Mistakes are a part of being human. Appreciate your mistakes for what they are: precious life lessons that can only be learned the hard way. Unless it's a fatal mistake, which, at least, others can learn from.


Billy Wilder:

Trust your own instinct. Your mistakes might as well be your own, instead of someone else's.


Dan Quayle:

I stand by all the misstatements that I've made.


Denis Waitley:

The only person who never makes mistakes is the person who never does anything.


Isaac Asimov:

A subtle thought that is in error may yet give rise to fruitful inquiry that can establish truths of great value.


John Powell:

The only real mistake is the one from which we learn nothing.


Mary Pickford:

If you have made mistakes, there is always another chance for you. You may have a fresh start any moment you choose, for this thing we call "failure" is not the falling down, but the staying down.


Niels Bohr:

An expert is a person who has made all the mistakes that can be made in a very narrow field.


Nikki Giovanni:

Mistakes are a fact of life. It is the response to error that counts.


Paul Ricoeur :

If it is true that there is always more than one way of construing a text, it is not true that all interpretations are equal.


Richard Needham:

Strong people make as many mistakes as weak people. Difference is that strong people admit their mistakes, laugh at them, learn from them. That is how they become strong.


Sigmund Freud:

From error to error one discovers the entire truth.


Theodore Roosevelt:

It is not the critic who counts, not the man who points out how the strong man stumbled, or where the doer of deeds could have done better. The credit belongs to the man who is actually in the arena, whose face is marred by dust and sweat and blood, who strives valiantly, who errs and comes short again and again, who knows the great enthusiasms, the great devotions, and spends himself in a worthy cause, who at best knows achievement and who at the worst if he fails at least fails while daring greatly so that his place shall never be with those cold and timid souls who know neither victory nor defeat.

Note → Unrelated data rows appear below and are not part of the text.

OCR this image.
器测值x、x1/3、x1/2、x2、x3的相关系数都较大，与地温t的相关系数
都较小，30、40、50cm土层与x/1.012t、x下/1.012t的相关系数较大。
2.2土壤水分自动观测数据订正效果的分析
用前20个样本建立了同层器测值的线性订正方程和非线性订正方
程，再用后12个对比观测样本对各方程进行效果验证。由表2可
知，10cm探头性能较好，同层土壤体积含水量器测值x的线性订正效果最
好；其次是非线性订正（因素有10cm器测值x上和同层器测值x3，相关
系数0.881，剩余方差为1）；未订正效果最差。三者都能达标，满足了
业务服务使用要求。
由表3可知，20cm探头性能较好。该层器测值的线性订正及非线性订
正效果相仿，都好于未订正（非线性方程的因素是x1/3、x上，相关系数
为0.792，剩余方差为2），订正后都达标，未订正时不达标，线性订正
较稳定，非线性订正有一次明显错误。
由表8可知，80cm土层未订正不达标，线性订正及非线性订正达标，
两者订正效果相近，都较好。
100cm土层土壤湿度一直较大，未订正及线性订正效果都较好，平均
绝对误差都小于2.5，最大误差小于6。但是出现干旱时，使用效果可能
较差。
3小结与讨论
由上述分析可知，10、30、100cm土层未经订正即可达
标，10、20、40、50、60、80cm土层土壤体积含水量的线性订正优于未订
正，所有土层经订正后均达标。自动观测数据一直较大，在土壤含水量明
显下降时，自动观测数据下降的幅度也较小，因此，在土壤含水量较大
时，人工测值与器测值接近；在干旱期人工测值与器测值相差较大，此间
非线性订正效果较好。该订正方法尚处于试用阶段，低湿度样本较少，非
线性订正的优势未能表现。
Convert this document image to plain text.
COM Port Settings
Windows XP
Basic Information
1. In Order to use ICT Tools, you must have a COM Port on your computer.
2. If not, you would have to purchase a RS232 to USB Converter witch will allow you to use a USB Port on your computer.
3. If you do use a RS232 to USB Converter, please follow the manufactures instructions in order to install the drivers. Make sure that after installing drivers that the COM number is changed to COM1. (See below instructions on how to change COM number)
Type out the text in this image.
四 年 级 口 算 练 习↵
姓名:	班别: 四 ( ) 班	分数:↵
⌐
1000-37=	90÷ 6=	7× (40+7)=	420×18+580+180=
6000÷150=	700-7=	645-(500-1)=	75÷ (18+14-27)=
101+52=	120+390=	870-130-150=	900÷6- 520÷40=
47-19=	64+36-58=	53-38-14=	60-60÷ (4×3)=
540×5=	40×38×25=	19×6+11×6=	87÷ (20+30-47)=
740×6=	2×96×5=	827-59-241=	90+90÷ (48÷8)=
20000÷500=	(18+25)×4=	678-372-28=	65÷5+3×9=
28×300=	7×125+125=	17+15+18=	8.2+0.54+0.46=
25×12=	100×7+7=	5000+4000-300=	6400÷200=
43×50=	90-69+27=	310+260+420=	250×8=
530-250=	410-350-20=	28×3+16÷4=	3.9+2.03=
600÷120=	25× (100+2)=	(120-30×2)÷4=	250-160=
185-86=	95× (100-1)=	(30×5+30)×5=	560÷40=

From a speech given in Paris at the Sorbonne in 1910

Thomas Carlyle:

Do not be embarrassed by your mistakes. Nothing can teach us better than our understanding of them. This is one of the best ways of self-education.


Thomas Jefferson:

Reason and free inquiry are the only effectual agents against error.


Thomas Paine:

The most formidable weapon against errors of every kind is reason.


Tryon Edwards:

He that never changes his opinions, never corrects his mistakes, and will never be wiser on the morrow than he is today.


Virginia Satir:

Feelings of worth can flourish only in an atmosphere where individual differences are appreciated, mistakes are tolerated, communication is open, and rules are flexible -- the kind of atmosphere that is found in a nurturing family.